Le gouvernement est déterminé à ce que la question de la démarcation avec le Monténégro soit renvoyée à la Cour internationale d'Arbitrazh, à moins qu'elle n'atteigne la réconciliation avec le Monténégro pour avoir ramené le processus à zéro, écrit Koha Ditore aujourd'hui. Mais pour que cela se produise, l'exécutif doit à l'avance donner l'épilogue à l'accord au Parlement et [...]
Le gouvernement est déterminé à ce que la question de la démarcation avec le Monténégro soit renvoyée à la Cour internationale d'Arbitrazh, à moins qu'elle n'atteigne la réconciliation avec le Monténégro pour avoir ramené le processus à zéro, écrit Koha Ditore aujourd'hui.
Mais pour que cela se produise, l'exécutif doit anticiper l'accord épilogue de l'Assemblée et obéir à l'autre partie pour résoudre le différend dans l'arbitrage international. Mais les décisions arbitrales n'ont pas toujours été appliquées.
La Croatie refuse d'appliquer la décision de la Cour internationale de Justice, qui a donné à la Slovénie le droit d'accéder à une partie controversée de la frontière.

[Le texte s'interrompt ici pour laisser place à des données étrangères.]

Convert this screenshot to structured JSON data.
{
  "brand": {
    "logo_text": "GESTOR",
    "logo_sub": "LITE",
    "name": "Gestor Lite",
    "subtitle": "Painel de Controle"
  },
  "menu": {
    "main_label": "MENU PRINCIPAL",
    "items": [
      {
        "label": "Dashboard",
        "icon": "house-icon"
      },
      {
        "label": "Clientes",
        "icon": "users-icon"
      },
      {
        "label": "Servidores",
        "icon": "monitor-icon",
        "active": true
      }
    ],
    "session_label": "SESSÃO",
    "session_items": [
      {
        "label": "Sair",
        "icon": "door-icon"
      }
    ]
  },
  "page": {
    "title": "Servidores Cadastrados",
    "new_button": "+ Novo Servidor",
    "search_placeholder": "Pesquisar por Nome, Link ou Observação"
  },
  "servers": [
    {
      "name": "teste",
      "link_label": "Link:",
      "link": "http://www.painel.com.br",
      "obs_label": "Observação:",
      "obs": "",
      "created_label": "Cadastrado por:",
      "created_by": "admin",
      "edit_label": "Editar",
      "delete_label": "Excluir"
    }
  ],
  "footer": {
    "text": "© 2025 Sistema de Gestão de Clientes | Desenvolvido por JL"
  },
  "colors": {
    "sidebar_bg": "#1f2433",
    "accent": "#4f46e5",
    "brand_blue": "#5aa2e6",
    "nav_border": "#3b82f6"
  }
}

Cependant, au sein du gouvernement du Kosovo, ils ont dit qu'ils accepteraient le verdict d'arbitrage, quelle que soit la décision prise. L'opposition n'envisage pas d'envoyer la démarcation à l'arbitrage une option appropriée.
Le Premier Ministre Ramush Haradinaj a mentionné le week-end la possibilité que la démarcation avec le Monténégro se termine à la Cour permanente d'Arbitrazhi, dont le siège est à La Haye. Muharrem Nitaj, conseiller du Premier Ministre Haradinaj, a déclaré que cette option entrerait en vigueur si le Monténégro ne voulait pas que la démarcation soit réglée entre les parties.